Wow…that is a lot of people to be turned off by just your logo.

Perception is Reality

When people click on a website their eyes are taking it all in. You can have incredible content optimized with the perfect keywords, but does that matter if at first glance a person is not interested based on what many people think is a rather minor thing; the logo?

Perception in its’ first stages is always visual. We are a superficial race and we quickly judge everything, from people to situations, based on a quick first impression. Think about when you see someone for the first time. You quickly size them up based on the clothes they are wearing, style of hair and facial expression. If that person is snarling at you then you probably turn away. If that person is wearing a shirt with a crude slogan, perhaps you don’t want to make small talk with them. In any case, you make a quick judgment, categorize them, and move on.

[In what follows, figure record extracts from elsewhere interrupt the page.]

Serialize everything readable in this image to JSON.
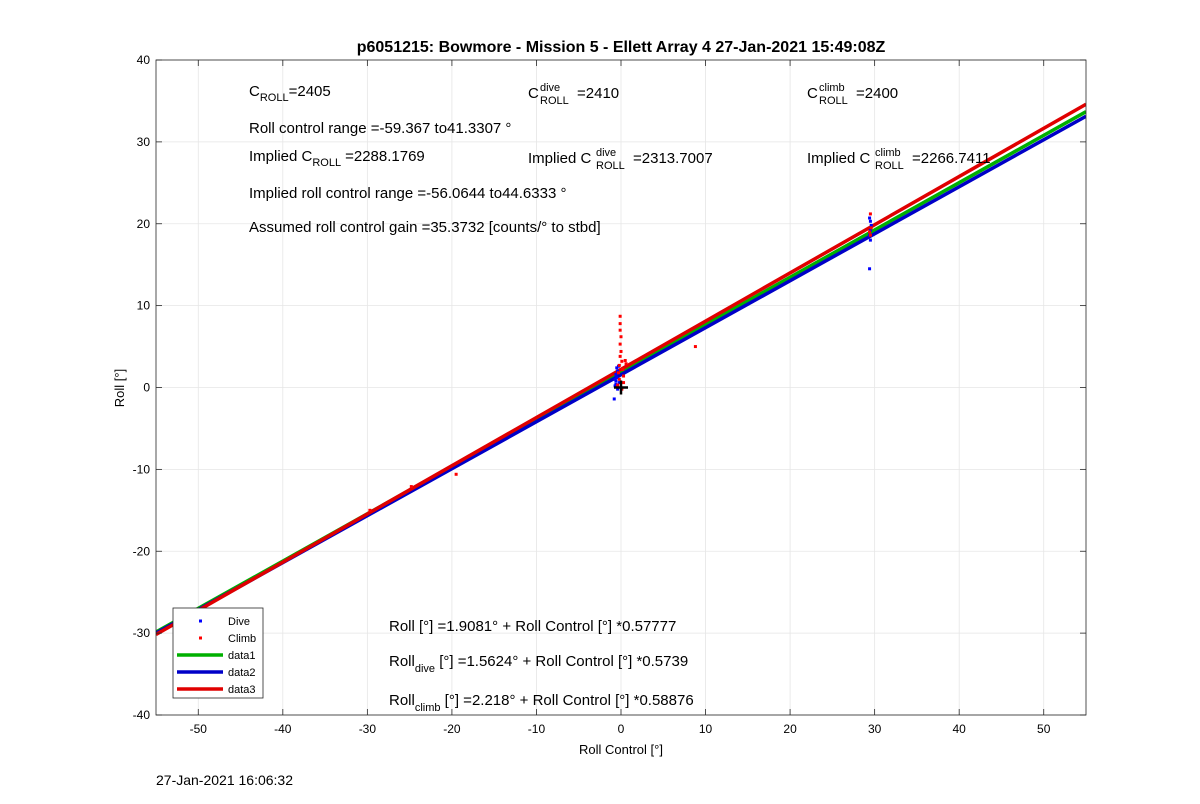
{
  "chart_data": {
    "type": "scatter",
    "title": "p6051215: Bowmore - Mission 5 - Ellett Array 4 27-Jan-2021 15:49:08Z",
    "xlabel": "Roll Control [°]",
    "ylabel": "Roll [°]",
    "xlim": [
      -55,
      55
    ],
    "ylim": [
      -40,
      40
    ],
    "xticks": [
      -50,
      -40,
      -30,
      -20,
      -10,
      0,
      10,
      20,
      30,
      40,
      50
    ],
    "yticks": [
      -40,
      -30,
      -20,
      -10,
      0,
      10,
      20,
      30,
      40
    ],
    "grid": true,
    "legend_position": "bottom-left",
    "series": [
      {
        "name": "Dive",
        "kind": "points",
        "color": "#0000ff",
        "points": [
          [
            -0.8,
            -1.4
          ],
          [
            -0.7,
            0.2
          ],
          [
            -0.6,
            0.8
          ],
          [
            -0.5,
            1.2
          ],
          [
            -0.6,
            1.6
          ],
          [
            -0.4,
            2.0
          ],
          [
            -0.5,
            2.4
          ],
          [
            -0.3,
            2.6
          ],
          [
            -0.7,
            1.0
          ],
          [
            -0.2,
            0.6
          ],
          [
            -0.4,
            -0.2
          ],
          [
            -0.6,
            0.4
          ],
          [
            29.4,
            14.5
          ],
          [
            29.5,
            18.0
          ],
          [
            29.4,
            18.6
          ],
          [
            29.5,
            19.2
          ],
          [
            29.6,
            19.8
          ],
          [
            29.5,
            20.3
          ],
          [
            29.4,
            20.7
          ]
        ]
      },
      {
        "name": "Climb",
        "kind": "points",
        "color": "#ff0000",
        "points": [
          [
            -29.7,
            -15.0
          ],
          [
            -24.8,
            -12.1
          ],
          [
            -19.5,
            -10.6
          ],
          [
            8.8,
            5.0
          ],
          [
            -0.1,
            8.7
          ],
          [
            -0.1,
            7.8
          ],
          [
            -0.1,
            7.0
          ],
          [
            0.0,
            6.2
          ],
          [
            -0.1,
            5.3
          ],
          [
            0.0,
            4.4
          ],
          [
            -0.1,
            3.8
          ],
          [
            0.1,
            3.2
          ],
          [
            -0.2,
            2.7
          ],
          [
            0.2,
            2.2
          ],
          [
            -0.3,
            1.8
          ],
          [
            0.3,
            1.4
          ],
          [
            -0.2,
            1.0
          ],
          [
            0.3,
            0.6
          ],
          [
            -0.4,
            0.3
          ],
          [
            0.1,
            -0.2
          ],
          [
            0.6,
            2.9
          ],
          [
            0.5,
            3.3
          ],
          [
            29.5,
            21.2
          ],
          [
            29.6,
            19.5
          ],
          [
            29.4,
            19.0
          ],
          [
            29.5,
            18.6
          ]
        ]
      },
      {
        "name": "data1",
        "kind": "line",
        "color": "#00b000",
        "intercept": 1.9081,
        "slope": 0.57777
      },
      {
        "name": "data2",
        "kind": "line",
        "color": "#0000c8",
        "intercept": 1.5624,
        "slope": 0.5739
      },
      {
        "name": "data3",
        "kind": "line",
        "color": "#e00000",
        "intercept": 2.218,
        "slope": 0.58876
      }
    ],
    "marker": {
      "symbol": "+",
      "x": 0,
      "y": 0,
      "color": "#000000"
    },
    "annotations": {
      "c_roll": {
        "base": "C",
        "sub": "ROLL",
        "value": "=2405"
      },
      "c_roll_dive": {
        "base": "C",
        "sub": "ROLL",
        "sup": "dive",
        "value": "=2410"
      },
      "c_roll_climb": {
        "base": "C",
        "sub": "ROLL",
        "sup": "climb",
        "value": "=2400"
      },
      "roll_control_range": "Roll control range =-59.367 to41.3307 °",
      "implied_c_roll": {
        "prefix": "Implied C",
        "sub": "ROLL",
        "value": "=2288.1769"
      },
      "implied_c_roll_dive": {
        "prefix": "Implied C",
        "sub": "ROLL",
        "sup": "dive",
        "value": "=2313.7007"
      },
      "implied_c_roll_climb": {
        "prefix": "Implied C",
        "sub": "ROLL",
        "sup": "climb",
        "value": "=2266.7411"
      },
      "implied_roll_range": "Implied roll control range =-56.0644 to44.6333 °",
      "assumed_gain": "Assumed roll control gain =35.3732 [counts/° to stbd]",
      "fit_all": "Roll [°] =1.9081° + Roll Control [°] *0.57777",
      "fit_dive": {
        "base": "Roll",
        "sub": "dive",
        "rest": " [°] =1.5624° + Roll Control [°] *0.5739"
      },
      "fit_climb": {
        "base": "Roll",
        "sub": "climb",
        "rest": " [°] =2.218° + Roll Control [°] *0.58876"
      }
    }
  },
  "footer_timestamp": "27-Jan-2021 16:06:32"
}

The same thing happens when a person visits a website looking for something. More than likely they want information, a product, or a service from a trusted source.

Surface Credibility

The term surface credibility has been around for quite some time, but it hasn’t always been related to websites. It is a general concept that works with the idea of graphic design and the likability of a logo. As people have taken this concept to the web, the concept of logo design with surface credibility was developed.

Based on a study back in 2006 it was found that a credibility based logo design was up to four times more effective in influencing click-thru to a product or service purchase compared to those sites with a non-credible logo. As the internet has grown a lot sense then, that number shifted as well.

Credibility means how trustworthy something appears. Obviously people are more inclined to purchase items from a person or company they feel is reputable and honest. Surface credibility can be anything from how a product is packaged or how a person appears. In the case of a logo design, something that is poorly created or looks amateurish will have a low surface credibility. In a very crowded internet where people are worried about getting ripped off, the idea of credibility is very important.

Creating a Great Logo

So now the goal should be to develop a logo that has a good degree of credibility. You want something that symbolizes your business and shows that you are an expert or knowledgeable about that business. While there is not a specific blueprint, here are a few ideas to get you started:

  • Design form – If you are an artistic business, then abstract is usable. For most businesses a contemporary style will be best because that will help focus on you being cutting edge, current, and up to date.
  • Images – A good logo should describe visually what you do. A gym or fitness logo often incorporates a dumbbell to associate itself. There are exceptions like Apple, but if you have that great of a company then you aren’t reading this.
  • Colors – There is a psychology behind colors (in fact we have written about it on this site). Understand what colors mean before you apply them to your logo.
  • Text – Your name in a good font does wonder.
  • Consistency – Extending the colors and style from your logo to the rest of the site gives a consistency that is perceived as professional and more credible.
  • Focus groups – Create multiple options and then let public opinion tell you which one inspires the most trust.

People who don’t take the time to create a great logo and a credible landing page are truly missing out. It will cause people to leave after 10 seconds before they have had a chance to do anything. But the great thing about the web is that revisions can be done and changes made at any time. So take a good look at your landing page bounce rate and if it is higher than you think it should be, take a good look at your logo.